Idiopathic pulmonary hypertension, is a rare cardiovascular disease, incidence rate of 1~2 people per million per year, the incidence of women is higher. 60% of the patients manifested dyspnea, shortness of breath, chest pain, etc., and the condition of the seriousness of the pericardial effusion, leading to the right heart failure, can only be bedridden. The average age of the patients is around 30 years old, and it is currently an incurable and severe chronic disease.
Phenylketonuria, lack of pyruvate hydroxylase, phenylalanine can only rely on transamination to generate phenylpyruvic acid, the patient's urine excretion of large amounts of phenylpyruvic acid. The accumulation of phenylpyruvic acid is toxic to the nerves and impairs mental development. The chance of a newborn having the disease is about 1 in 50,000, and about 6 to 7 newborns are born a year with the disease.
Mitochondrial disease, caused by defects in mitochondrial DNA or nuclear DNA. Genetic defects lead to changes in functional or structural proteins in the respiratory chain of the mitochondria, losing their original function and blocking energy synthesis, resulting in a range of symptoms, including epilepsy, migraine headaches, dementia, migraine blindness, limb aches and pains and fatigue after activity, vision loss, eyelid ptosis, neurological deafness, as well as short stature, diabetes, cardiomyopathy, and cataracts.
Early detection and early intervention is the best way to prevent and treat rare diseases. We should actively promote the publicity and popularization of scientific knowledge about rare diseases, organize relevant medical training, improve the detection and diagnosis of rare diseases in China, and reduce the delay in intervention and treatment caused by misdiagnosis and omission.

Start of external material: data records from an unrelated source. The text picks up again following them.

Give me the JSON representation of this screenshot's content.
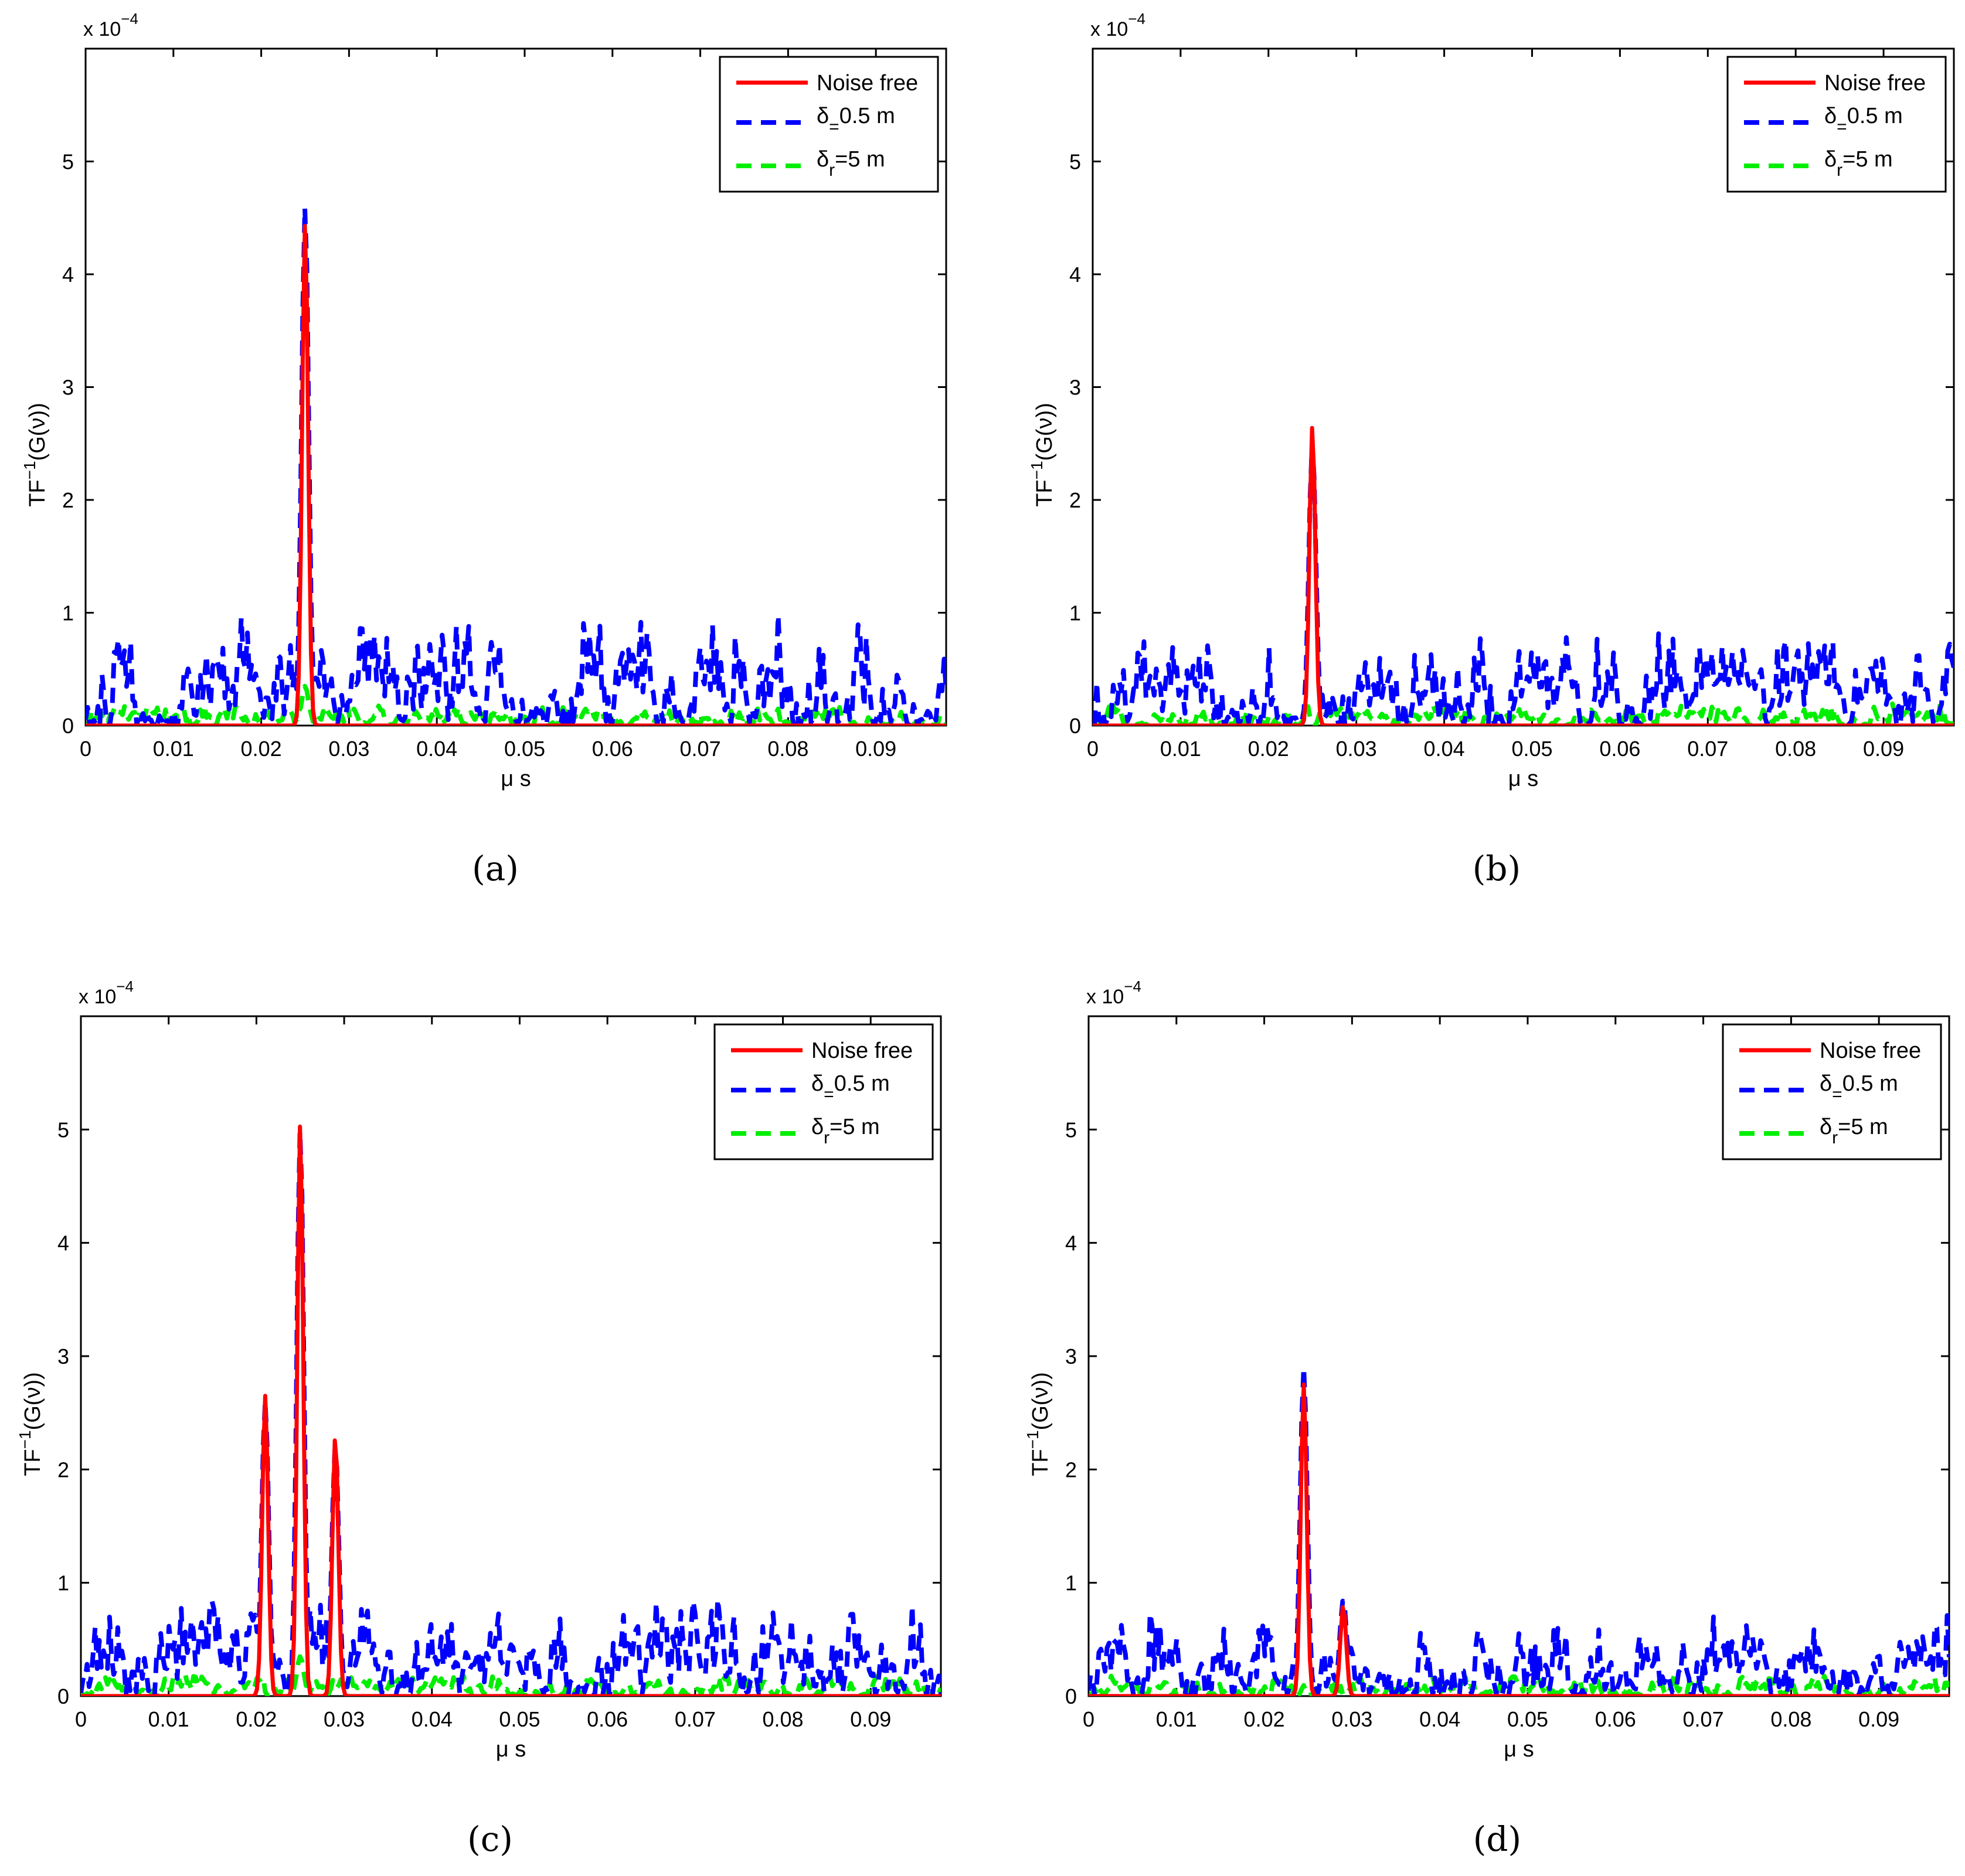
{
  "chart_data": [
    {
      "panel": "a",
      "caption": "(a)",
      "type": "line",
      "ylabel": "TF",
      "ylabel_sup": "−1",
      "ylabel_tail": "(G(ν))",
      "xlabel": "μ s",
      "exponent_base": "x 10",
      "exponent_power": "−4",
      "xlim": [
        0,
        0.098
      ],
      "ylim": [
        0,
        6
      ],
      "xticks": [
        "0",
        "0.01",
        "0.02",
        "0.03",
        "0.04",
        "0.05",
        "0.06",
        "0.07",
        "0.08",
        "0.09"
      ],
      "yticks": [
        "0",
        "1",
        "2",
        "3",
        "4",
        "5"
      ],
      "peaks": [
        {
          "x": 0.025,
          "y": 4.6
        }
      ],
      "series": [
        {
          "name": "Noise free",
          "legend_main": "Noise free",
          "legend_sub": "",
          "color": "#ff0000",
          "dashed": false,
          "peaks": [
            {
              "x": 0.025,
              "y": 4.45
            }
          ]
        },
        {
          "name": "δ=0.5 m",
          "legend_main": "δ",
          "legend_sub": "=",
          "legend_tail": "0.5 m",
          "color": "#0000ff",
          "dashed": true,
          "peaks": [
            {
              "x": 0.025,
              "y": 4.6
            }
          ],
          "noise_max": 1.0
        },
        {
          "name": "δr=5 m",
          "legend_main": "δ",
          "legend_sub": "r",
          "legend_tail": "=5 m",
          "color": "#00ee00",
          "dashed": true,
          "peaks": [
            {
              "x": 0.025,
              "y": 0.35
            }
          ],
          "noise_max": 0.2
        }
      ]
    },
    {
      "panel": "b",
      "caption": "(b)",
      "type": "line",
      "ylabel": "TF",
      "ylabel_sup": "−1",
      "ylabel_tail": "(G(ν))",
      "xlabel": "μ s",
      "exponent_base": "x 10",
      "exponent_power": "−4",
      "xlim": [
        0,
        0.098
      ],
      "ylim": [
        0,
        6
      ],
      "xticks": [
        "0",
        "0.01",
        "0.02",
        "0.03",
        "0.04",
        "0.05",
        "0.06",
        "0.07",
        "0.08",
        "0.09"
      ],
      "yticks": [
        "0",
        "1",
        "2",
        "3",
        "4",
        "5"
      ],
      "series": [
        {
          "name": "Noise free",
          "legend_main": "Noise free",
          "legend_sub": "",
          "color": "#ff0000",
          "dashed": false,
          "peaks": [
            {
              "x": 0.025,
              "y": 2.65
            }
          ]
        },
        {
          "name": "δ=0.5 m",
          "legend_main": "δ",
          "legend_sub": "=",
          "legend_tail": "0.5 m",
          "color": "#0000ff",
          "dashed": true,
          "peaks": [
            {
              "x": 0.025,
              "y": 2.5
            }
          ],
          "noise_max": 0.85
        },
        {
          "name": "δr=5 m",
          "legend_main": "δ",
          "legend_sub": "r",
          "legend_tail": "=5 m",
          "color": "#00ee00",
          "dashed": true,
          "peaks": [],
          "noise_max": 0.2
        }
      ]
    },
    {
      "panel": "c",
      "caption": "(c)",
      "type": "line",
      "ylabel": "TF",
      "ylabel_sup": "−1",
      "ylabel_tail": "(G(ν))",
      "xlabel": "μ s",
      "exponent_base": "x 10",
      "exponent_power": "−4",
      "xlim": [
        0,
        0.098
      ],
      "ylim": [
        0,
        6
      ],
      "xticks": [
        "0",
        "0.01",
        "0.02",
        "0.03",
        "0.04",
        "0.05",
        "0.06",
        "0.07",
        "0.08",
        "0.09"
      ],
      "yticks": [
        "0",
        "1",
        "2",
        "3",
        "4",
        "5"
      ],
      "series": [
        {
          "name": "Noise free",
          "legend_main": "Noise free",
          "legend_sub": "",
          "color": "#ff0000",
          "dashed": false,
          "peaks": [
            {
              "x": 0.021,
              "y": 2.65
            },
            {
              "x": 0.025,
              "y": 5.05
            },
            {
              "x": 0.029,
              "y": 2.3
            }
          ]
        },
        {
          "name": "δ=0.5 m",
          "legend_main": "δ",
          "legend_sub": "=",
          "legend_tail": "0.5 m",
          "color": "#0000ff",
          "dashed": true,
          "peaks": [
            {
              "x": 0.021,
              "y": 2.6
            },
            {
              "x": 0.025,
              "y": 5.0
            },
            {
              "x": 0.029,
              "y": 2.2
            }
          ],
          "noise_max": 0.9
        },
        {
          "name": "δr=5 m",
          "legend_main": "δ",
          "legend_sub": "r",
          "legend_tail": "=5 m",
          "color": "#00ee00",
          "dashed": true,
          "peaks": [
            {
              "x": 0.025,
              "y": 0.35
            }
          ],
          "noise_max": 0.2
        }
      ]
    },
    {
      "panel": "d",
      "caption": "(d)",
      "type": "line",
      "ylabel": "TF",
      "ylabel_sup": "−1",
      "ylabel_tail": "(G(ν))",
      "xlabel": "μ s",
      "exponent_base": "x 10",
      "exponent_power": "−4",
      "xlim": [
        0,
        0.098
      ],
      "ylim": [
        0,
        6
      ],
      "xticks": [
        "0",
        "0.01",
        "0.02",
        "0.03",
        "0.04",
        "0.05",
        "0.06",
        "0.07",
        "0.08",
        "0.09"
      ],
      "yticks": [
        "0",
        "1",
        "2",
        "3",
        "4",
        "5"
      ],
      "series": [
        {
          "name": "Noise free",
          "legend_main": "Noise free",
          "legend_sub": "",
          "color": "#ff0000",
          "dashed": false,
          "peaks": [
            {
              "x": 0.0245,
              "y": 2.75
            },
            {
              "x": 0.029,
              "y": 0.8
            }
          ]
        },
        {
          "name": "δ=0.5 m",
          "legend_main": "δ",
          "legend_sub": "=",
          "legend_tail": "0.5 m",
          "color": "#0000ff",
          "dashed": true,
          "peaks": [
            {
              "x": 0.0245,
              "y": 2.9
            },
            {
              "x": 0.029,
              "y": 0.85
            }
          ],
          "noise_max": 0.75
        },
        {
          "name": "δr=5 m",
          "legend_main": "δ",
          "legend_sub": "r",
          "legend_tail": "=5 m",
          "color": "#00ee00",
          "dashed": true,
          "peaks": [],
          "noise_max": 0.2
        }
      ]
    }
  ]
}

Rare diseases are often congenital, chronic, and consumptive diseases, which cause great pain to the patients and their families, who are in urgent need of social support in various aspects of life, medical care, and psychology.
Because of their disabilities, patients with rare diseases are often discriminated against in their lives and in schooling and employment. A more harmonious social environment should be promoted so that patients with rare diseases can receive the understanding and care of the whole society, and that support and assistance can be provided for their schooling and employment.
Since most pharmaceutical companies are reluctant to develop drugs for rare diseases due to their high cost, high risk and low market demand, society should support the government in formulating special incentives for the development of drugs for rare diseases, so as to promote more effective treatments for rare diseases.
Internationally, only about 1 percent of rare diseases have effective treatments, and the number of rare disease drugs registered in China is negligible. Due to the costly research and development process, effective treatments for rare diseases are expensive and most patients' families cannot afford them. All sectors of society should mobilize to help the government develop an effective payment mechanism so that patients with rare diseases can receive sustainable healthcare coverage. Although rare diseases are rare, they are not necessarily irredeemable diseases. In fact, there are many rare diseases that can be treated or controlled, and if they can be detected at an early stage, through medication, strict dietary control, or consumption of specially formulated food, they will be very effective.